ALBANY, N.Y. (NEWS10) — While local health departments keep tabs on individuals coming home from travel to high-risk areas, medical experts continue working to understand the novel coronavirus.
“Right now we know it spreads similar to like how other respiratory virus is spread, so through coughing, sneezing, or contact with those secretions from people,” Megan Helmecke, Infection Preventionist in the Department of Epidemiology at Albany Medical Center tells News10.
Helmecke says it’s still being studied whether the virus is also airborne.
It’s been reported that around 2 percent of coronavirus cases have ended in death.
“Experts are starting to argue that it’s probably even a little bit lower than that, because you have to remember, we are only seeing the severest of the severe cases. Those are the ones that are getting hospitalized and tested,” Helmecke said.”

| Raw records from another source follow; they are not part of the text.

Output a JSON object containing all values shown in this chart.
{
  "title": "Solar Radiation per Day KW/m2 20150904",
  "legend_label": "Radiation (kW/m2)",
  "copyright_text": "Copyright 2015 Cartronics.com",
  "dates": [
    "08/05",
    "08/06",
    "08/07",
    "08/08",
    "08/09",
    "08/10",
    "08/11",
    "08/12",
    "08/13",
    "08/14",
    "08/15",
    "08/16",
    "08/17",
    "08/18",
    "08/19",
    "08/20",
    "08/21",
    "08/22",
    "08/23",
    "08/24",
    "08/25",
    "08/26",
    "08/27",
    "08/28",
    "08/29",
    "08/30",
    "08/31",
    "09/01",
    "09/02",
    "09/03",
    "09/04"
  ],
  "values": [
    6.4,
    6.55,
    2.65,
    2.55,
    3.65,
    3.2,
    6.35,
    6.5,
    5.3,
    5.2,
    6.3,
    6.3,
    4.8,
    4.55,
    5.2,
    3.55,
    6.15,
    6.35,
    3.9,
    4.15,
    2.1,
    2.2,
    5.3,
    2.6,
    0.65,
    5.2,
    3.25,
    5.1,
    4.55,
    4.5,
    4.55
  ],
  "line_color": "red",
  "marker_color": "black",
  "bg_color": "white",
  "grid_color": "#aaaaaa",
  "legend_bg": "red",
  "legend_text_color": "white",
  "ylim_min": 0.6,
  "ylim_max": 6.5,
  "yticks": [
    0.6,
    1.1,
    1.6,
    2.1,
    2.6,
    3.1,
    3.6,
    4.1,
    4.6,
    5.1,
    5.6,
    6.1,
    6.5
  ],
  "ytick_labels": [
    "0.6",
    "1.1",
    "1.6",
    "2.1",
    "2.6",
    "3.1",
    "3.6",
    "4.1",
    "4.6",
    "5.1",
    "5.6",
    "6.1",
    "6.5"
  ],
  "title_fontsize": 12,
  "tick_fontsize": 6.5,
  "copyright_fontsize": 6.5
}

And when compared to other diseases, like measles, Helmecke says the rate at which the disease is passed is fairly low.
“R Naught is the factor they use to say: so one person who is infected, how many people are they likely to infect? Originally, we thought coronavirus was looking to be about two,” Helmecke said.
She says the R Naught factor for measles can be around 8 or 10, depending on population density.
There is still much to understand about the virus, and Helmecke says companies are working on a vaccine, but it will likely take many months.